Under that sequence, “it’s a judge who is looking at the entire history of a case and evaluating whether this physician was [afforded] due process,” DuBois said. “It’s not a jury of lay people who are making a decision about a peer review. What this [ruling does] is decouple that process. & If a physician doesn’t like the outcome of a peer review, [he or she] can file a lawsuit for damages and shortcut this process and base it on whistle-blower claims.”
The appeals court ruling “throws a monkey wrench” into a long line of case law and statutory requirements that protect patients and preserve quality care, she said.
At this article’s deadline, attorneys for Memorial Medical Center had not returned messages and emails seeking comment.
Doctors deserve to be able to fight unfair treatment by hospitals immediately, instead of wasting time in administrative processes, said Stephen Schear, Dr.
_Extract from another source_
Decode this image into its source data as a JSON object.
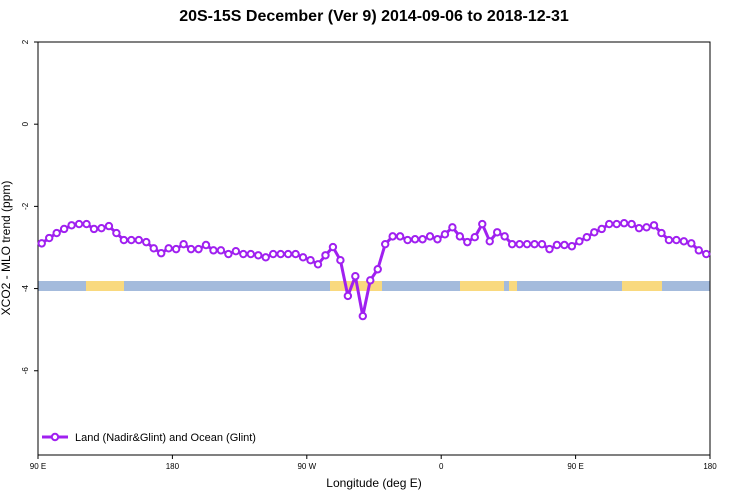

Fahlen’s attorney. He said decision-making about medicine increasingly is being handled by corporate managers and hospital administrators.
“In that culture, it’s extremely important that physician whistle-blowers be protected legally,” he said. “There’s been a pattern by some health care corporations to retaliate against whistle-blower physicians who complain about a problem.”
He added that with the court decision, “physicians can be much more confident now that if they complain about patient safety problems, they’ll have some protection.”